My History of Motivations and Missions
When I was fresh out of college–and for several years after that–I was collecting a paycheck from the Walt Disney World Resort. The work itself wasn’t that great: merchandise host at Epcot, then front desk at what was then called Disney’s Dixie Landings Resort. The work was what was available, given my constraints:
- I had practically no work history, except a retail job up in the Chicago suburbs (Osco Drug).
- I wanted to live and work in Orlando, where it was sunny and warm, I was close to my dad and bonus mom, and I could go to the parks and have fun.
- I didn’t want a boring job.
I was collecting a paycheck from Disney; I was working for myself to the extent that I wanted to be happy and have fun after a chaotic four years at college. And while there were other opportunities here and there, there were few writing jobs. So while the work was boring and occasionally stressful (“We’ve got 1200 checking out and 800 checking in today; hope you’re ready to work a double”), it was in a location that suited my immediate needs, which were fun and warm weather.

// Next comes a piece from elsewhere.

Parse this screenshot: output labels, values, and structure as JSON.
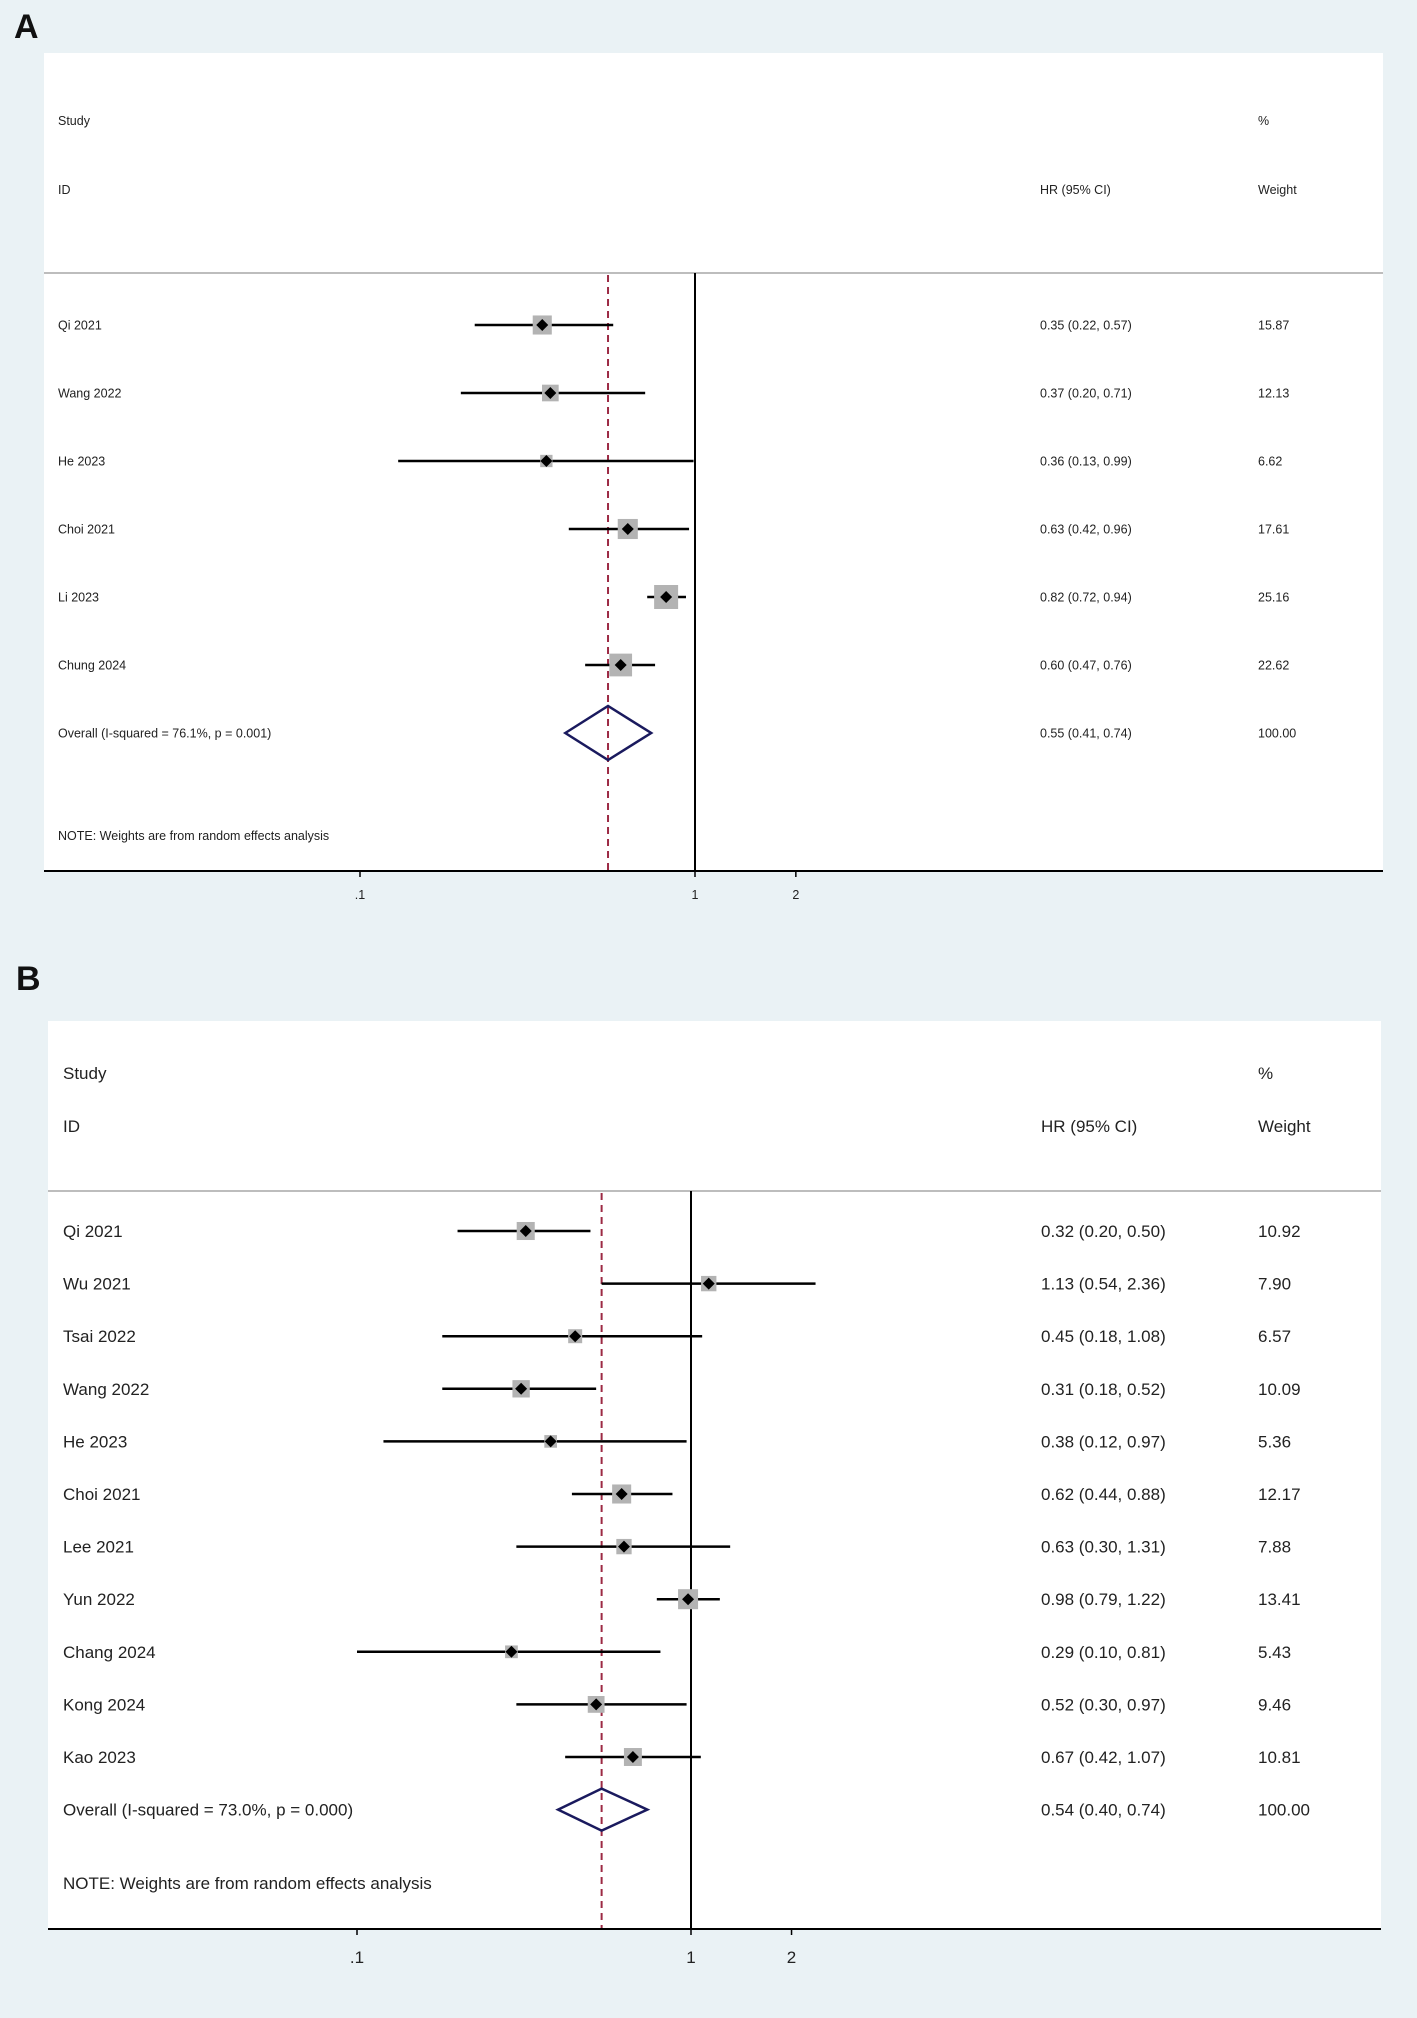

Eventually I started getting jobs writing: first, answering guest complaint letters. I still wanted to live where it was fun, but now I was working to prove that I could be a good business writer. I was at least using my skills.
Sometime in the mid to late 1990s, I went to a space advocacy convention and found a purpose in life. I was going to work for the grand vision of human beings living and working in space. I decided to go back to school, pursuing a second bachelor’s degree in engineering before learning that I could get a master’s degree in technical writing and wouldn’t have to take more math or computer programming. With the degree in work, I also started doing technical writing for Disney. I was building my skills to show that I could add value to wherever I was until I could write for the space business.
That purpose–the goal of working for space–continued even after I left Disney and took a brief detour to the Washington Beltway to work for a defense contractor. I was doing interesting work, but the thing that kept me motivated in my free time was my volunteer space advocacy work. When an opportunity came up to write for NASA in Huntsville, Alabama, again I moved. Now I had the job I’d been aiming for over the previous ten years. I was now working for the mission, and poured my heart into it, trying to do the best writing I could to keep the program supported. I even took a leap outside my introverted shell and volunteered to pitch and then lead a space advocacy conference in Huntsville. I was all about building the space community.
In the midst of organizing my conference, the program was cancelled, and I was a mess. I managed to hang on at NASA, but it wasn’t the same. I kept waiting for the next shoe to drop, even when they replaced the Ares Launch Vehicles with the Space Launch System. So when I got an offer to shift to a small company supporting commercial space ventures, I decided it was time to go. I was then helping grow a small company support both NASA and commercial space. Then politics and other factors intervened. Budgets were cut, work stopped flowing, and suddenly I was looking for work again.
I decided after that to work for myself again, the goal of my work being to get out on my own and keep myself fed. I took whatever work I could find, any customers, even low-paying ones, because I kind of liked eating and keeping a roof over my head. Eventually better work found me–first instructional design, then actual space work again.
I’m pretty well established right now, supporting a couple of large corporate clients, one space-related, one not. I’m keeping myself busy. But for what or whom am I working? It’s difficult to say. At one point, I could say I was working to make myself better for a significant other. When I failed at that, I threw myself into my work, with the goal being to keep busy so I wouldn’t realize what a mess I’d made of things. It’s been a few months now, and the busy-ness continues, but I’m a mission-driven sort of guy. I like to get up in the morning and know what my motivation is, besides doing a good job and keeping the bills paid.
The Future of Missions and Motivations
While I’m about as far as one can get from being a Marxist, I encountered a saying by V.I. Lenin while I was reading Red Mars by Kim Stanley Robinson that caught my attention:
Ideology represents the imaginary relationship of individuals to their real conditions of existence.
I suppose my working term for motivation, “mission,” is the ideology I use to define my relationship to work. Employers in the job market often doesn’t care if I’m motivated by greed, need, or the desire to succeed. However, I’ve found that having enthusiasm for your work, however defined, is an a definite aid toward getting and maintaining your job.
Do I know why I do what I do now? Not all the time, but for the moment, the mission is to keep doing a good job so that I’m useful to my clients. For now, that is enough. Eventually, though, a new mission will come along, and where that will take me, not even I know yet.
Do you know why you do what you do? Does it keep you motivated?